Frameless Cabinets will have the doors meeting the other door and will have drawers against other drawers. Looking at the front of the cabinet, you will see only the door or the drawer not the cabinet box itself. 10 x 10 Standard is just that a standard measure meaning 10 foot of base cabinets and 10 foot of wall cabinets. Manufacturers have used this calculation for their standard kitchen cabinets. You can still change this to meet your footage requirements but they will be a special order instead of than the standard measurements.
Once the sub-bases for the lower cabinets are set, I recommend that you install the upper cabinets next as it is just plain easier. Once the wider base cabinets are installed it is harder to work on the narrower upper cabinets. Just measure up from the sub-base to get the top of the cabinets, add the counter thickness, add the space you want between the lower and upper cabinets (typically eighteen inches) and make a pencil mark. That is the bottom of your upper cabinets. Since your sub-base is level, just transfer the upper cabinet mark all along the run and you will have mark to set the bottom of each upper cabinet. Next locate all the wall studs and make a vertical mark using your level that will protrude both above and below the cabinets.
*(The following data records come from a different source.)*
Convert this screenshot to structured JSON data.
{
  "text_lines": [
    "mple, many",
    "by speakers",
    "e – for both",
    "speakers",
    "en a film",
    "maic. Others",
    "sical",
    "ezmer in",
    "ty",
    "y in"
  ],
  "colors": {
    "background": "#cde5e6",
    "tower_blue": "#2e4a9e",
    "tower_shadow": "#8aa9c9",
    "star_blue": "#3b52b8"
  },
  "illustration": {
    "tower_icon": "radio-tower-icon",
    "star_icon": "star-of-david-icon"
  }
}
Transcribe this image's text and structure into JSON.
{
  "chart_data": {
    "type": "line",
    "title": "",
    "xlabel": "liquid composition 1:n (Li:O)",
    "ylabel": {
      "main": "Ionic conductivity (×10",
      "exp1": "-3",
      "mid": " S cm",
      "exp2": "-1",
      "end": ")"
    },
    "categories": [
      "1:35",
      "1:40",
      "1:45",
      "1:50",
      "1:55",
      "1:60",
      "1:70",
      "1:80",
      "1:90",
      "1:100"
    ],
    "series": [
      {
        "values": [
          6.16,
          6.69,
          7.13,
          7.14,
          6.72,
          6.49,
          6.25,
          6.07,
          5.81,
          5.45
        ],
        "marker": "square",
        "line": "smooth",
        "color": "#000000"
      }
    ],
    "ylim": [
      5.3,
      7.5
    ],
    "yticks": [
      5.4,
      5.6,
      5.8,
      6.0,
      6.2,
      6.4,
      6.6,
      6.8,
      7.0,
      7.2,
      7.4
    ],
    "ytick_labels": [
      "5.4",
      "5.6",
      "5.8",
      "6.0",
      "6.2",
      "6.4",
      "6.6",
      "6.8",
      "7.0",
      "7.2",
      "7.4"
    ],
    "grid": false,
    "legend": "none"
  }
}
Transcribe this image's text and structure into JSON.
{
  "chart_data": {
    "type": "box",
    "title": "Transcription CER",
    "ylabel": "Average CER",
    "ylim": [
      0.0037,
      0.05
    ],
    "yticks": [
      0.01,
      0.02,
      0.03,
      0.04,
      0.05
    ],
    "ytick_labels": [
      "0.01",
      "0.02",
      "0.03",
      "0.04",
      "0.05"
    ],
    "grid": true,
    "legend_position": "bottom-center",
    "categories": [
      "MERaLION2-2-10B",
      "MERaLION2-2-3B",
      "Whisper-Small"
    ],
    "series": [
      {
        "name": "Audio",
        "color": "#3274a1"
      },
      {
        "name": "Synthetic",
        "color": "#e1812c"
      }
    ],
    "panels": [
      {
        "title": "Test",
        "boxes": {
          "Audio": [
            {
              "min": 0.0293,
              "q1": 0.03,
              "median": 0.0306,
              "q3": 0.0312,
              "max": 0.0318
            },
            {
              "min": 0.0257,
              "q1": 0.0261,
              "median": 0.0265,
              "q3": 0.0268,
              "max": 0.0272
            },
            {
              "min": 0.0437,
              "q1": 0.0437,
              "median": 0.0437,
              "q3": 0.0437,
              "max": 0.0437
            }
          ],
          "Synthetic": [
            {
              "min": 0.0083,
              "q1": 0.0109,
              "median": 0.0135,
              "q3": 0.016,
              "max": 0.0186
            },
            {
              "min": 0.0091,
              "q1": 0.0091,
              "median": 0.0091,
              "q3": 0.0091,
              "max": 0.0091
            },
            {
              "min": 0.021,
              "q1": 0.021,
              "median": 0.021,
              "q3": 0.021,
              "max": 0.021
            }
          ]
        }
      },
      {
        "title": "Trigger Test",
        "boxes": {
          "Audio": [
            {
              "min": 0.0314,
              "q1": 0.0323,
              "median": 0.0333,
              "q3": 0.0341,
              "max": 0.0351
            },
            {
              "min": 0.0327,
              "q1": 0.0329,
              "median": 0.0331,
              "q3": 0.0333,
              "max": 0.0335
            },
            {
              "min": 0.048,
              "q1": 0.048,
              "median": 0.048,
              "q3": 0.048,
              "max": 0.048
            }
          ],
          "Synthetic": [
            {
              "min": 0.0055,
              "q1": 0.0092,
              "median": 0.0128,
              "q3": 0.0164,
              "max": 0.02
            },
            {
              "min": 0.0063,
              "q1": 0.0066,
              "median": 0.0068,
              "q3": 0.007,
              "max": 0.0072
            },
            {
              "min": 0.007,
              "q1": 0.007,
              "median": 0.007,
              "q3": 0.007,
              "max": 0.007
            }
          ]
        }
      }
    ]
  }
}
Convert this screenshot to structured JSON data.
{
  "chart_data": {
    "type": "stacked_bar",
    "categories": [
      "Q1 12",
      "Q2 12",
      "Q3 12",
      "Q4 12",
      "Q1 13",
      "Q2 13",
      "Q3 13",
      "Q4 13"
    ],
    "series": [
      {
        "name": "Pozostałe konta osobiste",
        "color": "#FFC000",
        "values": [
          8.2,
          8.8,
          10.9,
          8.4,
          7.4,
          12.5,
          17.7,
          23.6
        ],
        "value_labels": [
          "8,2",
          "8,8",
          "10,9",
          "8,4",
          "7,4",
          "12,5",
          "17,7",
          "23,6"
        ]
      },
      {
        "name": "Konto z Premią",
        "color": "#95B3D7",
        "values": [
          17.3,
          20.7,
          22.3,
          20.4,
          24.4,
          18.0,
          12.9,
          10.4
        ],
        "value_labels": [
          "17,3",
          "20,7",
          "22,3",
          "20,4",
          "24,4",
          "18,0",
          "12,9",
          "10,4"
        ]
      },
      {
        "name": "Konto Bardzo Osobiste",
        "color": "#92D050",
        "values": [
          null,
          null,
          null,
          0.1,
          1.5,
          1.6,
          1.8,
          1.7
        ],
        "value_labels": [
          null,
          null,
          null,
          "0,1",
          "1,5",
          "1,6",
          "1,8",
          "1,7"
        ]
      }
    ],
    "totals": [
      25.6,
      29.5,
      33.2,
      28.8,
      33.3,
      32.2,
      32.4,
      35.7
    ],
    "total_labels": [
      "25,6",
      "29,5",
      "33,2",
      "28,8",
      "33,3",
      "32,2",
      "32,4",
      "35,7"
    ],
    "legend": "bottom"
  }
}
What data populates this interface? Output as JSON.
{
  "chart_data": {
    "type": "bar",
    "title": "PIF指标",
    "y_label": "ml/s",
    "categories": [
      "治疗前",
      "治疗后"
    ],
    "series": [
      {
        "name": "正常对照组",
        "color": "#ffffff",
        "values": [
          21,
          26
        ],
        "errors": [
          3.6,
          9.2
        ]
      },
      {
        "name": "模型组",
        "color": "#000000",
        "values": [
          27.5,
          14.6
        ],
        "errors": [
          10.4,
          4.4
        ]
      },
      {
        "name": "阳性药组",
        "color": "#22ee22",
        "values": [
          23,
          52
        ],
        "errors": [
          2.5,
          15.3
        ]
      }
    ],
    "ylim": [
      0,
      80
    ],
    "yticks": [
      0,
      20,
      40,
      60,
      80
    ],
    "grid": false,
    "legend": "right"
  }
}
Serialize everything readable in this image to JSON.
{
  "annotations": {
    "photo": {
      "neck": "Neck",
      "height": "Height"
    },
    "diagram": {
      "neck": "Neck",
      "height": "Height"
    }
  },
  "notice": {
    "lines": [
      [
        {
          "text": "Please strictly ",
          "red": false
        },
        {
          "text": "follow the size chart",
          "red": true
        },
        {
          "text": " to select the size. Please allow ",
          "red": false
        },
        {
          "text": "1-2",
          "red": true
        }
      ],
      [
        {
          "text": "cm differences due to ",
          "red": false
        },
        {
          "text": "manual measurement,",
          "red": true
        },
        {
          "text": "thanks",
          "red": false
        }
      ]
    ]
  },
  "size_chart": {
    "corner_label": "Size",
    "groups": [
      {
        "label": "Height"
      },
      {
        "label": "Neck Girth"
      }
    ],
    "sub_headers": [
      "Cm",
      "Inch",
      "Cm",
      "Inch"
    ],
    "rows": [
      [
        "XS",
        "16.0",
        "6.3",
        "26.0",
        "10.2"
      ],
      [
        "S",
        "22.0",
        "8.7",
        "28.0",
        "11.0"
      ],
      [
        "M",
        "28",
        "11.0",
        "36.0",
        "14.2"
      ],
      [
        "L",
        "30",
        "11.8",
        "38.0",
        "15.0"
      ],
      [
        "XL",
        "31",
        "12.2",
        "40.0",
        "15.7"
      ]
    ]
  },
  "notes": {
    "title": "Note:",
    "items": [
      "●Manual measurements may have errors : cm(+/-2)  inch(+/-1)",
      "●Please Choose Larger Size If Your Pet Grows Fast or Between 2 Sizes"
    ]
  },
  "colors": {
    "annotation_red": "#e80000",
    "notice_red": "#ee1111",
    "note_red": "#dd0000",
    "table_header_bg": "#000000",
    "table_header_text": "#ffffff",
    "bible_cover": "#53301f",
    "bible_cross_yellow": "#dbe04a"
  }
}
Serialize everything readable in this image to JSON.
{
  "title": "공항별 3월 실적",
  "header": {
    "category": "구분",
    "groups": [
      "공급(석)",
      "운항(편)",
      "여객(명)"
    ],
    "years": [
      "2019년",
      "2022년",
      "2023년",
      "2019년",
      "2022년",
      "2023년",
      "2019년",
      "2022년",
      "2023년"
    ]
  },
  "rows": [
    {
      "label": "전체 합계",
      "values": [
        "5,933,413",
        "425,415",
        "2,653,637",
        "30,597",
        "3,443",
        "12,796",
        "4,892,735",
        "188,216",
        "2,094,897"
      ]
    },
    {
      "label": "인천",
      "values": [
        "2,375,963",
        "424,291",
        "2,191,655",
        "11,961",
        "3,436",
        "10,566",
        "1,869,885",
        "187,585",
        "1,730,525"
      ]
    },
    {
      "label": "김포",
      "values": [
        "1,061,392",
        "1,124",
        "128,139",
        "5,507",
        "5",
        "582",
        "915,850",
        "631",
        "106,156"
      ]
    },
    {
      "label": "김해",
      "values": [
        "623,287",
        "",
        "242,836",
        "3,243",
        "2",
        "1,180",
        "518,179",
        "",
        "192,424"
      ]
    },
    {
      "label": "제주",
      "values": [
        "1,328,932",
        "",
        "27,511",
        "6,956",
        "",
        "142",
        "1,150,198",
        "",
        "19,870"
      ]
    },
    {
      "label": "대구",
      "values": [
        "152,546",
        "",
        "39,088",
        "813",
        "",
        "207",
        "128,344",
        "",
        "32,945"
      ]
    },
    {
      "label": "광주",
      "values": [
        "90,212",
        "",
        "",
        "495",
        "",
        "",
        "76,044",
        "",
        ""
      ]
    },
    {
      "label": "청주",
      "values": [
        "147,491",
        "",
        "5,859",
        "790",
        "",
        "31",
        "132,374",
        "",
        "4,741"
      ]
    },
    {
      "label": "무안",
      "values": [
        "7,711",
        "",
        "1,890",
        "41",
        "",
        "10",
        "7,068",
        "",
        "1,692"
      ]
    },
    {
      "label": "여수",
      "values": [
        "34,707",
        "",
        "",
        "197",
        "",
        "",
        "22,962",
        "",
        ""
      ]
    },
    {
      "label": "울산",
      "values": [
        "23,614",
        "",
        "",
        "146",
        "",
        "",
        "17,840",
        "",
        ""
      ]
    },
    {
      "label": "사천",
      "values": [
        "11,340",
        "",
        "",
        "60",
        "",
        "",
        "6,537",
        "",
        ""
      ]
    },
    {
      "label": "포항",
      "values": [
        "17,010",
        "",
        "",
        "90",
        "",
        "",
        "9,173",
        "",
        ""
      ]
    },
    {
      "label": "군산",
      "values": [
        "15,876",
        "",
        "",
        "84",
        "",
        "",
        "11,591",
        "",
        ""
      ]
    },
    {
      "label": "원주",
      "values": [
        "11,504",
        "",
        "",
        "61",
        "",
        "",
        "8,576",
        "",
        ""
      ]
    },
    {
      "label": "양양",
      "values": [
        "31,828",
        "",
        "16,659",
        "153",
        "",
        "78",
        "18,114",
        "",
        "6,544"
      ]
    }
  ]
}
Place two C clamps in the first cabinet, lift the second cabinet into place and using the C clamps, firmly clamp the front face stile of the first cabinet to the second. The combination of the wall furring strip and the two clamps will allow you to let go and do the work of affixing the second cabinet to the wall and to each other. Making sure that the front faces are perfectly flush with each other and the heights are perfectly matched, standard practice is to pre-drill a screw hole behind the door hinge. Using drywall screws again, insert a screw in the hole making sure the screw will not penetrate through the stile of the other cabinet (too long). Place one screw behind each hinge. Now fasten the second cabinet to the wall and then release the clamps. This same scenario repeats itself until you reach the end of the cabinets. You may have spaces where a window occurs but your furring strip will assure that both sections are mounted at the same height.